I think some CPUs now have hardware acceleration for SHA256.

Btw, I wasn't discrediting your contribution. I was just offering another option and comparing the tradeoffs.

[jl777]

I wrote blake2, not sha256. Blake2 is 3 - 5X faster than SHA256. I doubt one needs 256-security for this so 128-bit hashes probably suffice, so that would be another doubling in speed.

I think some CPUs now have hardware acceleration for SHA256.

Btw, I wasn't discrediting your contribution.
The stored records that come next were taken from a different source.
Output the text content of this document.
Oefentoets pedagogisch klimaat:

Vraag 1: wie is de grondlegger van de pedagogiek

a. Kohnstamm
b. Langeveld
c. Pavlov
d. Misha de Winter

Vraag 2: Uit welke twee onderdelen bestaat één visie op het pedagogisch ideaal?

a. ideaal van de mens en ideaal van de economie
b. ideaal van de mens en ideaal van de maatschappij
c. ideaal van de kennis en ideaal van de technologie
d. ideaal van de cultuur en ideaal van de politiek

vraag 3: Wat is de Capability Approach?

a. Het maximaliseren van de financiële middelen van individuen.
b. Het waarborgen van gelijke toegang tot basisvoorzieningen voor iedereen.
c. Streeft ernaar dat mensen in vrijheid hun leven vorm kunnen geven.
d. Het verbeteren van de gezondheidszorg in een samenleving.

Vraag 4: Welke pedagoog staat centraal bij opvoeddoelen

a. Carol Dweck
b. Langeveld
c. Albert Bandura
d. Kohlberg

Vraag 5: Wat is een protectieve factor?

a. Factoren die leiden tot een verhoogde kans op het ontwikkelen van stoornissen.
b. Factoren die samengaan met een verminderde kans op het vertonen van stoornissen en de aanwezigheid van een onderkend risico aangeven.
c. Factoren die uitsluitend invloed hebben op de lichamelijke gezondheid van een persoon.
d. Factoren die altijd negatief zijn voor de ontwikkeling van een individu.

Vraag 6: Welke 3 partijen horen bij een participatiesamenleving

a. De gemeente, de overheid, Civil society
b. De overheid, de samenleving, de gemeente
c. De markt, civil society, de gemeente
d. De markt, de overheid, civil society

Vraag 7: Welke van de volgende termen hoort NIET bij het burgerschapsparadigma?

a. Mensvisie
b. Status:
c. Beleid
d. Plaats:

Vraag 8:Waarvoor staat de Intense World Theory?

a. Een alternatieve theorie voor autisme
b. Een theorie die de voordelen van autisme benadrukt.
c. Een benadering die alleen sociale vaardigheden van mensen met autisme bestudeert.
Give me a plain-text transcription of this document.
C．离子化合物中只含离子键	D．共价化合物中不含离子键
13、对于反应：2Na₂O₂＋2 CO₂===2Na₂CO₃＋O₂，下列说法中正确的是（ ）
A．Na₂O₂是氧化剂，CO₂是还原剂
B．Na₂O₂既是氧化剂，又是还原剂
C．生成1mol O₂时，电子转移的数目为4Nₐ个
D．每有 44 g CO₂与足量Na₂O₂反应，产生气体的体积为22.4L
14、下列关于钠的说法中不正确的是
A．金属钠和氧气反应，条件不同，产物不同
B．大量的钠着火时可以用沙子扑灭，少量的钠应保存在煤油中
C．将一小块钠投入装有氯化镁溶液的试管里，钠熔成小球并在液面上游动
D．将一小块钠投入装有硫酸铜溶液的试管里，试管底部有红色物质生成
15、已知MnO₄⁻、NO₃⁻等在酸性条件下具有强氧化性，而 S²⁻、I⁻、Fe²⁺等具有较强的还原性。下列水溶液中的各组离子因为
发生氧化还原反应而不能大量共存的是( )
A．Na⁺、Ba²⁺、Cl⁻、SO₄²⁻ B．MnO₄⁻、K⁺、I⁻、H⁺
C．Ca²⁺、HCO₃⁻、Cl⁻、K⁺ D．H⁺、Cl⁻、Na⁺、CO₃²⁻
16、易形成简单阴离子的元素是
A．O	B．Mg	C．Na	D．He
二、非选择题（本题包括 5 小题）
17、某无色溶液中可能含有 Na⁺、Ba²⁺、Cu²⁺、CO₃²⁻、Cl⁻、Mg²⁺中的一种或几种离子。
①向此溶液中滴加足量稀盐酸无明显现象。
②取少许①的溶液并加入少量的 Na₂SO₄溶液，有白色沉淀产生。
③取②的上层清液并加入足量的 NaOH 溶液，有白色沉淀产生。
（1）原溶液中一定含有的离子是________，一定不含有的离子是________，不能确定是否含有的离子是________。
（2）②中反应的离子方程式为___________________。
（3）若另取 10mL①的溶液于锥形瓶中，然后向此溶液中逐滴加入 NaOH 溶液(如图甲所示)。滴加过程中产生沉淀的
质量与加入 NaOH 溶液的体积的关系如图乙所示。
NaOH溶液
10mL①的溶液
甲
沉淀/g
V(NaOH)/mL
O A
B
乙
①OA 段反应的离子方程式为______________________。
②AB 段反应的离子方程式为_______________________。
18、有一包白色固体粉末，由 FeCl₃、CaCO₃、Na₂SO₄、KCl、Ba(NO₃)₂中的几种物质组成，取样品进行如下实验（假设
I was just offering another option and comparing the tradeoffs.

The hashing of raw data will probably take 90%+ of the resources. How exactly the signing and verification of hashes is done is not time sensitive, unless you use really, really slow methods.

My 100 nanoseconds processing per hash is really, really fast, at the cost of 32 bytes per sblock. Your merkle tree would save space, at the cost of more complexity and CPU time. Which method is better cannot be determined in a vacuum, it all depends on the specific requirements of the user.

Also note that my method will work with any hash function that produces 256 per hash, it is totally agnostic whether it is sha256, blake or rot13.

TB data -> hashing -> fmuls

I just did the "-> fmuls" part, with a stub sha256 as the input as the OP stated sha256 was used

James

P.S. This is an intriguing problem and gives me ideas for other usecases, especially the usage of merkletrees for encrypted data transmission

[TPTB_need_war]

The hashing of raw data will probably take 90%+ of the resources.

Not if each chunk not larger than the hash bit width, e.g. 128 or 256-bit. I had stated the chunks could optionally even be each character or word.

Your merkle tree would save space, at the cost of more complexity and CPU time.

For verification by the final recipient, the Merkel tree should be faster if the hash computation time is on par with your fmul+expand, since fewer operations will done, because there are fewer operations due to proving only the subtrees, not every leaf as in your design.

especially the usage of merkletrees for encrypted data transmission

Yeah Merkel trees are another important algorithm in the toolset.

Apparently Ralph Merkel also invented public key cryptography in the 1970s but the journal editors rejected his white paper:

My first paper (and, in fact, the first paper) on public key cryptography was submitted in 1974 and initially rejected by an unknown "cryptography expert" because it was "...not in the main stream of present cryptography thinking...."

[Quickseller]

(I skipped over reading replies after #15 as they are much too technologically advanced for me to understand what is being discussed)
The problem described in the OP sounds a lot like the problem that torrent clients have when they wish to download a large file from a number of "servers" (I don't think this is the proper terminology in regards to torrents, however by "server" I mean from a  host that is uploading a file to other peers) with an unknown reputation. When a torrent client wishes to download a file "x" they will download chunks of the file from a number of servers, and they need to know that the individual chunks of file "x", when put together will actually be a corrupt version of file "x".

I would suggest that you look into how the BitTorrent protocol works, and I believe you will be closer to your solution. My brief research lead me to this research paper, and I believe looking at the below references of this paper may give you additional information for what you are looking for:

[17] S. Knox, D. O’Cearuil, N. S. Holland, and L. Skrba. “Technology Survey: BitTorrent.”
http://ntrg.cs.tcd.ie/undergrad/4ba2.05/group4/index.html

[30] J. A. Pouwelse, P. Garbacki, D. H. Epema, and H. J. Sips, “The BitTorrent P2P File-sharing
System: Measurements and Analysis,” 4th In’ll Workshop on Peer-to-Peer Systems
(IPTPS’05), 2005.

One other thing that I would point out from a non-technical prospective is that a non-technical way to get around your problem is to make an agreement with the entities that you are providing the data to that you would not be held liable for any losses as a result of using such data and/or that you are providing the data on an "as is" basis.

I am unsure if your data provider would be willing to accept potentially liability from your customers in the event they were to make some mistake in sending data to you.